Suppose you aren’t a victim of direct constraint right now, i.e, aren’t locked up somewhere. Right now, you could walk to the next travel office, get the next flight, and within some hours you would be on a nice white sandy beach. If it should be late at night, and the travel offices closed: the internet is open 24/7.
Generally speaking, we could constantly drop everything, quit our job, get a loan, and fly to exotic places, but we don’t. Right now, the price we would have to pay is way to big. We often wait until the perceived pressure is high enough, and forces us to act.
Because of this series of price comparison we undergo every day, we make up our decision.
By deciding constantly, we also choose the consequences step by step.
Maybe you’re overweight, didn’t have sex for a long time, already study for 15 semester without and end in sight, or are just generally unhappy with your life. These are all consequences from your decisions and actions.
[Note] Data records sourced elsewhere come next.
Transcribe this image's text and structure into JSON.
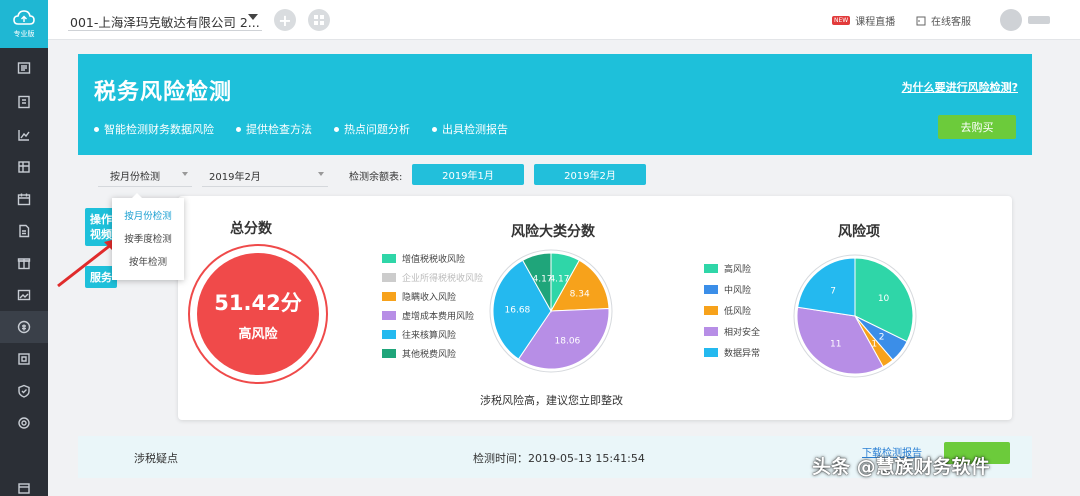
{
  "sidebar": {
    "logo_label": "专业版",
    "icons": [
      "voucher-icon",
      "ledger-icon",
      "report-chart-icon",
      "invoice-icon",
      "calendar-icon",
      "document-icon",
      "gift-icon",
      "picture-icon",
      "tax-risk-icon",
      "archive-icon",
      "shield-icon",
      "settings-icon",
      "calendar-small-icon"
    ]
  },
  "topbar": {
    "company": "001-上海泽玛克敏达有限公司 2...",
    "live_course": "课程直播",
    "new_tag": "NEW",
    "online_service": "在线客服"
  },
  "banner": {
    "title": "税务风险检测",
    "features": [
      "智能检测财务数据风险",
      "提供检查方法",
      "热点问题分析",
      "出具检测报告"
    ],
    "why_link": "为什么要进行风险检测?",
    "buy_button": "去购买",
    "background_color": "#1ec0da"
  },
  "filters": {
    "mode_value": "按月份检测",
    "period_value": "2019年2月",
    "remaining_label": "检测余额表:",
    "month_buttons": [
      "2019年1月",
      "2019年2月"
    ],
    "dropdown_options": [
      "按月份检测",
      "按季度检测",
      "按年检测"
    ]
  },
  "side_tabs": {
    "operation_line1": "操作",
    "operation_line2": "视频",
    "service": "服务"
  },
  "total_score": {
    "title": "总分数",
    "value": "51.42分",
    "level": "高风险",
    "color": "#f04a4a"
  },
  "categories": {
    "title": "风险大类分数"
  },
  "risk_items": {
    "title": "风险项"
  },
  "advice": "涉税风险高，建议您立即整改",
  "bottom": {
    "label": "涉税疑点",
    "check_time": "检测时间：2019-05-13 15:41:54",
    "link": "下载检测报告"
  },
  "watermark": "头条 @慧族财务软件",
  "chart_data": [
    {
      "type": "pie",
      "title": "风险大类分数",
      "categories": [
        "增值税税收风险",
        "企业所得税税收风险",
        "隐瞒收入风险",
        "虚增成本费用风险",
        "往来核算风险",
        "其他税费风险"
      ],
      "values": [
        4.17,
        0,
        8.34,
        18.06,
        16.68,
        4.17
      ],
      "labels": [
        "4.17",
        "",
        "8.34",
        "18.06",
        "16.68",
        "4.17"
      ],
      "colors": [
        "#2fd6a8",
        "#cccccc",
        "#f7a21b",
        "#b78ee6",
        "#24b9ef",
        "#1fa57a"
      ],
      "legend_position": "left"
    },
    {
      "type": "pie",
      "title": "风险项",
      "categories": [
        "高风险",
        "中风险",
        "低风险",
        "相对安全",
        "数据异常"
      ],
      "values": [
        10,
        2,
        1,
        11,
        7
      ],
      "labels": [
        "10",
        "2",
        "1",
        "11",
        "7"
      ],
      "colors": [
        "#2fd6a8",
        "#3b8ee8",
        "#f7a21b",
        "#b78ee6",
        "#24b9ef"
      ],
      "legend_position": "left"
    }
  ]
}
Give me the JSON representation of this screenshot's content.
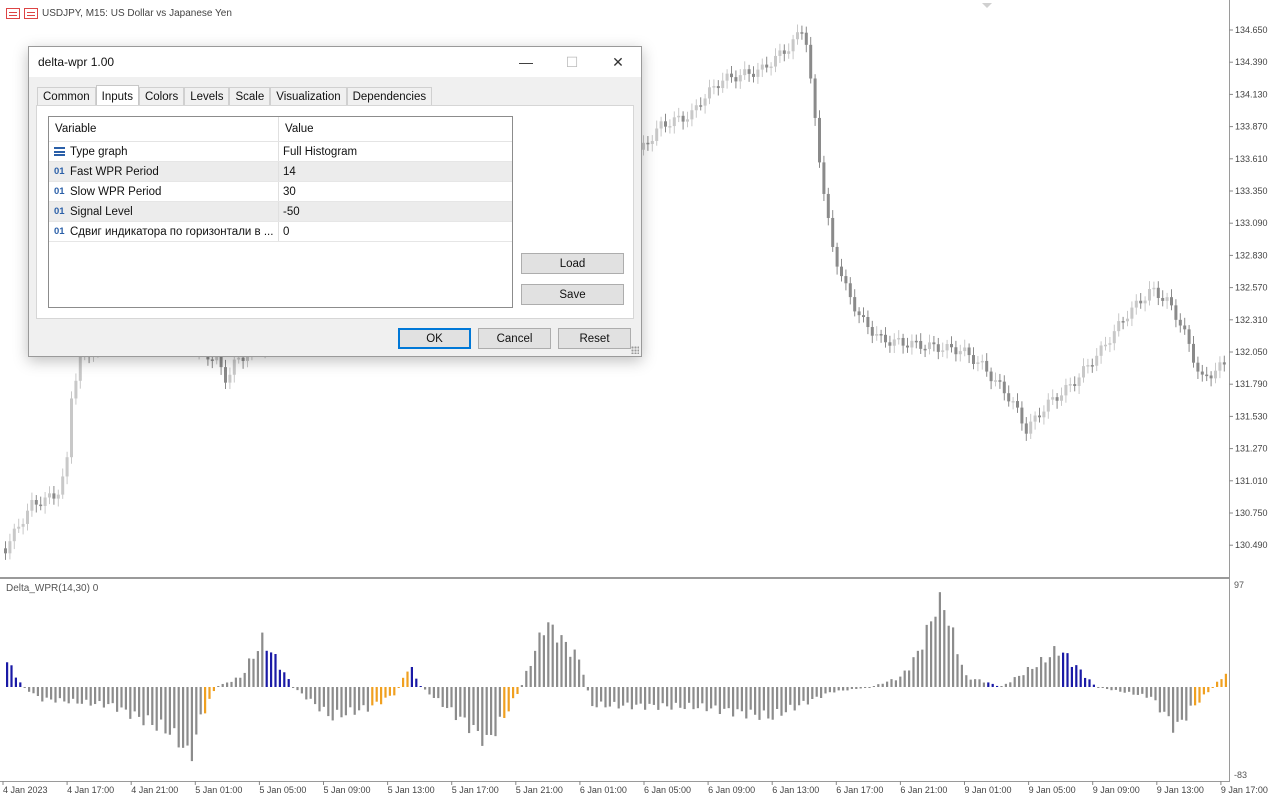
{
  "chart": {
    "title": "USDJPY, M15:  US Dollar vs Japanese Yen",
    "price_axis": [
      "134.650",
      "134.390",
      "134.130",
      "133.870",
      "133.610",
      "133.350",
      "133.090",
      "132.830",
      "132.570",
      "132.310",
      "132.050",
      "131.790",
      "131.530",
      "131.270",
      "131.010",
      "130.750",
      "130.490"
    ],
    "time_axis": [
      "4 Jan 2023",
      "4 Jan 17:00",
      "4 Jan 21:00",
      "5 Jan 01:00",
      "5 Jan 05:00",
      "5 Jan 09:00",
      "5 Jan 13:00",
      "5 Jan 17:00",
      "5 Jan 21:00",
      "6 Jan 01:00",
      "6 Jan 05:00",
      "6 Jan 09:00",
      "6 Jan 13:00",
      "6 Jan 17:00",
      "6 Jan 21:00",
      "9 Jan 01:00",
      "9 Jan 05:00",
      "9 Jan 09:00",
      "9 Jan 13:00",
      "9 Jan 17:00"
    ],
    "indicator_label": "Delta_WPR(14,30) 0",
    "indicator_axis": {
      "top": "97",
      "bottom": "-83"
    },
    "colors": {
      "candle": "#8a8a8a",
      "bull": "#c8c8c8",
      "hist_gray": "#8c8c8c",
      "hist_blue": "#1a1aa6",
      "hist_orange": "#f0a020"
    }
  },
  "dialog": {
    "title": "delta-wpr 1.00",
    "window_buttons": {
      "minimize": "—",
      "maximize": "☐",
      "close": "✕"
    },
    "tabs": [
      "Common",
      "Inputs",
      "Colors",
      "Levels",
      "Scale",
      "Visualization",
      "Dependencies"
    ],
    "active_tab": "Inputs",
    "table": {
      "headers": {
        "variable": "Variable",
        "value": "Value"
      },
      "rows": [
        {
          "icon": "list-icon",
          "variable": "Type graph",
          "value": "Full Histogram"
        },
        {
          "icon": "01",
          "variable": "Fast WPR Period",
          "value": "14"
        },
        {
          "icon": "01",
          "variable": "Slow WPR Period",
          "value": "30"
        },
        {
          "icon": "01",
          "variable": "Signal Level",
          "value": "-50"
        },
        {
          "icon": "01",
          "variable": "Сдвиг индикатора по горизонтали в ...",
          "value": "0"
        }
      ]
    },
    "buttons": {
      "load": "Load",
      "save": "Save",
      "ok": "OK",
      "cancel": "Cancel",
      "reset": "Reset"
    }
  }
}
The cookies (and beer) just taste too good, you’re not hitting the clubs and are afraid of talking to strangers, you are hitting the clubs too often and skip learning,…
Based on these decisions and consequences, bit by bit your life forms.
Alas, your life today is the way you chose it to be.
(Of course, our freedom of choice has it’s boundaries, we don’t choose to be robbed, get involved into a car accident, or hit by a lighnting strike, and so on. More to that, here: Commitment and the boundaries of free choice.)
Hence, if you are unhappy, the best time to take action is now!